5. The automatic crushing and reducing phosphate ore sample preparation equipment as described in claim 4, characterized in that: The outer wall of the connecting sleeve (15) is fixedly connected to the inner wall of the shrinking cylinder (7) by a partition (16), and the partition (16) is located between adjacent material receiving structures.

6. The automatic crushing and reducing phosphate ore sample preparation equipment as described in claim 5, characterized in that: The material receiving structure includes a hopper (14) fixed at the bottom of the shrinking cylinder (7), a filter cylinder (13) coaxially fixedly connected to the top of the hopper (14), a gap between the filter cylinder (13) and the shrinking cylinder (7), the bottom end of the hopper (14) penetrating the bottom plate (19) of the shrinking cylinder (7), and a discharge lock plate (20) detachably connected to the bottom end of the hopper (14).

7. The automatic crushing and reducing phosphate rock sample preparation equipment as described in claim 6, characterized in that: The bottom end of the connecting sleeve (15) is coaxially fixedly connected to a vertical shaft (17), and a support plate (18) is fixedly connected to the outer circumferential surface of the vertical shaft (17).
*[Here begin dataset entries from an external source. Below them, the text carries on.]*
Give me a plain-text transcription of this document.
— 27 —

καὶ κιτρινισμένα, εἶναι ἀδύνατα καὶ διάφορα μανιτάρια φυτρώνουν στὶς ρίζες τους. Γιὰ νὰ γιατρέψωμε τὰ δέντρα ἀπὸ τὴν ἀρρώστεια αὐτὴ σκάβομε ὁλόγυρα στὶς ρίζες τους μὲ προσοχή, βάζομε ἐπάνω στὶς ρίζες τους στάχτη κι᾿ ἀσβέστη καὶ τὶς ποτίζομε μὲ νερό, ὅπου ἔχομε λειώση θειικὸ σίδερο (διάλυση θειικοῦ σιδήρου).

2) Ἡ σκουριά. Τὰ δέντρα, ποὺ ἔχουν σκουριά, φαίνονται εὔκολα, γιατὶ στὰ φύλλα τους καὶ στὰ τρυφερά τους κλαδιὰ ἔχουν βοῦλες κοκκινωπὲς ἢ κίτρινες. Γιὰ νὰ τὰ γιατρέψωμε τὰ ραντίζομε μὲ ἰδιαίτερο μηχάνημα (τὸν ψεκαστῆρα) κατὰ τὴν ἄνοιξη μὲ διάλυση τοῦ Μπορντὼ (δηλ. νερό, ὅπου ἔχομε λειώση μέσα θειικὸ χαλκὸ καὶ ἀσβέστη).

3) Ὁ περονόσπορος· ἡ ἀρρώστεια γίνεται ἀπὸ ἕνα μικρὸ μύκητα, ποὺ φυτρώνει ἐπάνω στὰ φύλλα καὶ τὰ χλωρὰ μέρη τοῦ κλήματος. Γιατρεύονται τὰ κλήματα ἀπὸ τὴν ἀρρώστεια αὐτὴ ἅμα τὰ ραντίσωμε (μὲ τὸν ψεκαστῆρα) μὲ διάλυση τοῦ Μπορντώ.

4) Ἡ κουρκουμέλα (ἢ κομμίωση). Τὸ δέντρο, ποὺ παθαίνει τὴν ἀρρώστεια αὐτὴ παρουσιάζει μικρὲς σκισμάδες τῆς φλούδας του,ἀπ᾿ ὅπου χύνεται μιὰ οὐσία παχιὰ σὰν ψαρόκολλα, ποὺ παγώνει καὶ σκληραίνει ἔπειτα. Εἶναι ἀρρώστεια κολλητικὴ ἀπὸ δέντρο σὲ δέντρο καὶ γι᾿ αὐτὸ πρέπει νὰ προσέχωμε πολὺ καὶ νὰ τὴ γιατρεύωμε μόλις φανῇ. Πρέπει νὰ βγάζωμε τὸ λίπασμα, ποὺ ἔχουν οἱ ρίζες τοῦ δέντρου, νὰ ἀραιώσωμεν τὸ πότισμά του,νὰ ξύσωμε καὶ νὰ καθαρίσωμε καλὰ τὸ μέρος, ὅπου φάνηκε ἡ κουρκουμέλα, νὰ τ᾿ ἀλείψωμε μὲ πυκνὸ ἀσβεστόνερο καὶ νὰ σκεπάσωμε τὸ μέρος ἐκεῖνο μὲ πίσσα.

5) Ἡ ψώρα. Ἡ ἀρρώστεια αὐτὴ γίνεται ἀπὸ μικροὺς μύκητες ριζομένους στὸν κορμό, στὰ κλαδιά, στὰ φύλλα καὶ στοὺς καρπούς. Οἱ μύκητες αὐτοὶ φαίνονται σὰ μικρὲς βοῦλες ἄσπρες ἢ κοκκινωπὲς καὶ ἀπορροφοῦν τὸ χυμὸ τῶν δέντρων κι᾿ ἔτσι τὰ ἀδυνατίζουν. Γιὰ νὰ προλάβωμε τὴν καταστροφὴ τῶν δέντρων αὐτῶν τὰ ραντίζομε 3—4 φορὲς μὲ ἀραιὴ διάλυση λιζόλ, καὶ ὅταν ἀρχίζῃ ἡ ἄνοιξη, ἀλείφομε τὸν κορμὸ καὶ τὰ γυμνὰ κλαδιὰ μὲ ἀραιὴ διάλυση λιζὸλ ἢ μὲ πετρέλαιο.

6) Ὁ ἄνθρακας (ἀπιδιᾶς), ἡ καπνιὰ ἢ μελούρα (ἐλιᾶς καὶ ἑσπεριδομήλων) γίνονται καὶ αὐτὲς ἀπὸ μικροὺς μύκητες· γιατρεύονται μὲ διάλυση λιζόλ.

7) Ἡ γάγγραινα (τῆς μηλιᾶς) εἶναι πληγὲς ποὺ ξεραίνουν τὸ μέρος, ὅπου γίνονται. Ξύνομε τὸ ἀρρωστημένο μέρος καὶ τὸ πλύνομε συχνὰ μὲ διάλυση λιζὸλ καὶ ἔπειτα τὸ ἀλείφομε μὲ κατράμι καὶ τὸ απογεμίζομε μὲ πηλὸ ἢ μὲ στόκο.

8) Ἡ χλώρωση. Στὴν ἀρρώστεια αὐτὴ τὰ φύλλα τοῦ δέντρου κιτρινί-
The outer edge of the support plate (18) is in contact with the outer wall of the filter cylinder (13) and is fixedly connected to the filter cylinder (13). The support plate (18) is correspondingly set to the filter cylinder (13).

8. The automatic crushing and reducing phosphate rock sample preparation equipment as described in claim 6, characterized in that: The water-containing structure includes the internal space of the shrinking cylinder (7) located below the top opening of the sump (14), the bottom plate (19) is generally conical, the lowest end of the bottom plate (19) is connected to a drain pipe, and a drain lock plate (21) is connected to the drain pipe.